He gave me an obscure look, and turned away with the remark:

“I think you’ll find the reason in a few hours.”

He must have felt the hurt in my silence, and opened a confidence on another tack.

“You have noticed, Mr. Tudor, that there are no women, children, nor domestic animals in this village. Do you infer anything from that?”

“What is your inference, Captain?”

“The village is not inhabited. The natives live back of those mountains to the west. This is merely a receiving-station for wrecks and castaways.”

The shrewdness of the king was not hidden by his hospitality. I did not overlook the inquiries that he made among the colonists with Gato’s help, nor his private colloquy with Mr. Vancouver, nor the thoughtful look of that gentleman when it was over.

The banquet was ended; the colony was reassembled before the throne; the king, backed by his now sedate fan-wielder, seated himself; and Captain Mason, Christopher, and I stood ready. We were made to understand the following:

We had not been invited to this island, but the misfortune that landed us on it would be respected.

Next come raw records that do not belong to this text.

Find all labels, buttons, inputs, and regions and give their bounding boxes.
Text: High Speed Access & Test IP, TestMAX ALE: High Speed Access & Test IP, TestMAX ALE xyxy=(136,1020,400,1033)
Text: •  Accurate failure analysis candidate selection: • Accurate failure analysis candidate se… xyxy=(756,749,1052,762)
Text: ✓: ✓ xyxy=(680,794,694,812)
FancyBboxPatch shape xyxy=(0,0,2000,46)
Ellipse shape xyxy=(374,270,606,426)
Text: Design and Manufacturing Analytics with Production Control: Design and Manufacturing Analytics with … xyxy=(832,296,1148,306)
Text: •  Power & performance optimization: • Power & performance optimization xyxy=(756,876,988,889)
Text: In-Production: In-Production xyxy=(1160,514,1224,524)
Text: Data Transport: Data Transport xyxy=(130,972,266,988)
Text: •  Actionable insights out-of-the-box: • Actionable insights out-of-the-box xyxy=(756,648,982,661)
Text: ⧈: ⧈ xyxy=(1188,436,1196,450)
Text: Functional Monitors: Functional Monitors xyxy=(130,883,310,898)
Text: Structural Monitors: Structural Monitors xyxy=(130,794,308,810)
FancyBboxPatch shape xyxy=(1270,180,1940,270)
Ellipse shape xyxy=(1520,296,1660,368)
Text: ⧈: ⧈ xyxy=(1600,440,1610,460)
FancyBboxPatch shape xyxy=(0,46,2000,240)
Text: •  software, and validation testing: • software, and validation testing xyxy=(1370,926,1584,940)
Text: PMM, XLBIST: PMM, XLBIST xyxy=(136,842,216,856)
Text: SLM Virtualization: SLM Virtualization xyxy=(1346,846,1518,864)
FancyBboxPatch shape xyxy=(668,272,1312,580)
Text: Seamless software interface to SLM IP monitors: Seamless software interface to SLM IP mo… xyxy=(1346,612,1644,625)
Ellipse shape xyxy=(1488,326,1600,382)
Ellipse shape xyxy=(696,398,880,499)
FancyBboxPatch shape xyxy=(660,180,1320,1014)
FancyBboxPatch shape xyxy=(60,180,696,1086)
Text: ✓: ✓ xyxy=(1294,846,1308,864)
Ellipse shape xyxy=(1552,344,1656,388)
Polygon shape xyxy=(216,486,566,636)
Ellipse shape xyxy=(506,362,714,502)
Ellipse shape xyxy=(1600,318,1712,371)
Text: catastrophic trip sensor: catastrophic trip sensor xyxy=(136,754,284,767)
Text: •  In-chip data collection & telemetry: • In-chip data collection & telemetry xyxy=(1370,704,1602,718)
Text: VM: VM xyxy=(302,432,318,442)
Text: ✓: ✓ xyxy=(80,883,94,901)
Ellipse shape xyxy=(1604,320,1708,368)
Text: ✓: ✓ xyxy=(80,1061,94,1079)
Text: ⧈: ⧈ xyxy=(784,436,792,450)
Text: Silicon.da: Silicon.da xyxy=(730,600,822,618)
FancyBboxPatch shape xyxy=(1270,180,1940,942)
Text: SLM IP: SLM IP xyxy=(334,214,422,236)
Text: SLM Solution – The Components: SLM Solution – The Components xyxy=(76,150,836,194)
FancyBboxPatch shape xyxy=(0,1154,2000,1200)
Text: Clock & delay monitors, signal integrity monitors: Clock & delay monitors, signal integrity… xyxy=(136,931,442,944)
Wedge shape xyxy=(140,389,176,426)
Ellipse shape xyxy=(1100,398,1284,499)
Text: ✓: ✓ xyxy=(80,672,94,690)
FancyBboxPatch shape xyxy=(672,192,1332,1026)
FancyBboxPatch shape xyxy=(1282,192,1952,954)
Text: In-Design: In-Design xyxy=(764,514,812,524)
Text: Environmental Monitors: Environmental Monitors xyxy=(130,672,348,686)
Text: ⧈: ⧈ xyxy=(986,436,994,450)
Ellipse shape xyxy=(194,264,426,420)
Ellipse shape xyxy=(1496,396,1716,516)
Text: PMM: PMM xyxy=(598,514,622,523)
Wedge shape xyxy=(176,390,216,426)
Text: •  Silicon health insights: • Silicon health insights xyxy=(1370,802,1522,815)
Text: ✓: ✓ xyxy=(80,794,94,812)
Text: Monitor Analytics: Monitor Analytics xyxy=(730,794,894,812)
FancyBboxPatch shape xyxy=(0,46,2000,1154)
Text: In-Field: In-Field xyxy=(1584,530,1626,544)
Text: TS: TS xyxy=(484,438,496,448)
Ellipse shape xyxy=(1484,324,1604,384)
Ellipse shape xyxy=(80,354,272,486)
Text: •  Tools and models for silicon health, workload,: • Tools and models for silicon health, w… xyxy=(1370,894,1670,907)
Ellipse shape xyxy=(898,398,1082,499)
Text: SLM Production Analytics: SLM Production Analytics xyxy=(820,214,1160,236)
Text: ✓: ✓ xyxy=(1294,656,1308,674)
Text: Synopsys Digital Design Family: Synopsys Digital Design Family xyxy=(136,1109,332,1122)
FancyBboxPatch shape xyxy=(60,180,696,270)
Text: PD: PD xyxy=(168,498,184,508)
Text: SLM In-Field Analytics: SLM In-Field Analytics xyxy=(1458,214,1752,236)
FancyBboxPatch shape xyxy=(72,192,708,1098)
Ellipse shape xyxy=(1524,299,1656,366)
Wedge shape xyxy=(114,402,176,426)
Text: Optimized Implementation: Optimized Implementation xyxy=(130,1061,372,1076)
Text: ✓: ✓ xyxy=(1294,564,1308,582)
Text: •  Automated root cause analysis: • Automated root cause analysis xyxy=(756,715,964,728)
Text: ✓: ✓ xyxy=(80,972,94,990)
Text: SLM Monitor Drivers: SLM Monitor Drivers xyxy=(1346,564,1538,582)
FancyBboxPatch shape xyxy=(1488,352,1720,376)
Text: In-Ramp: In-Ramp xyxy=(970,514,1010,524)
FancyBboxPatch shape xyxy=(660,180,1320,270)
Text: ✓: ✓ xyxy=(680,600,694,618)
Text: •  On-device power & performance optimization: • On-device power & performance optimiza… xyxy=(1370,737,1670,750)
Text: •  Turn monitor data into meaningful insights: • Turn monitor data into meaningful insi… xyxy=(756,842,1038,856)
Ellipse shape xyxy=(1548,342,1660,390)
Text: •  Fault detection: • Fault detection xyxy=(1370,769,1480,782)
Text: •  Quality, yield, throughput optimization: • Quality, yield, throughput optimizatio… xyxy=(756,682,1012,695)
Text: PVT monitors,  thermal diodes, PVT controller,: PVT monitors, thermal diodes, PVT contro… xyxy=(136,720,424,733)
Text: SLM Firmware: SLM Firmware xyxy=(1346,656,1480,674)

Two circumstances ruled the situation. One was that no vessels from the outside world ever put in here, and hence our means of escape were restricted to such resources as the king might devise; the other, that our intercourse with the people would not be permitted beyond a certain limit. The king explained that in youth he had gone abroad and found that the ways of white people were not suited to the islanders, who would be demoralized should they come under our civilization.

At intervals he sent his people, two or three at a time, in a small boat to the nearest islands, some hundreds of miles away, with native products for barter. But so great had been their precautions that the situation of the island had never been discovered. In these boats one or two of us would be taken away at a time, and thus placed in the path of ships that would assist us homeward.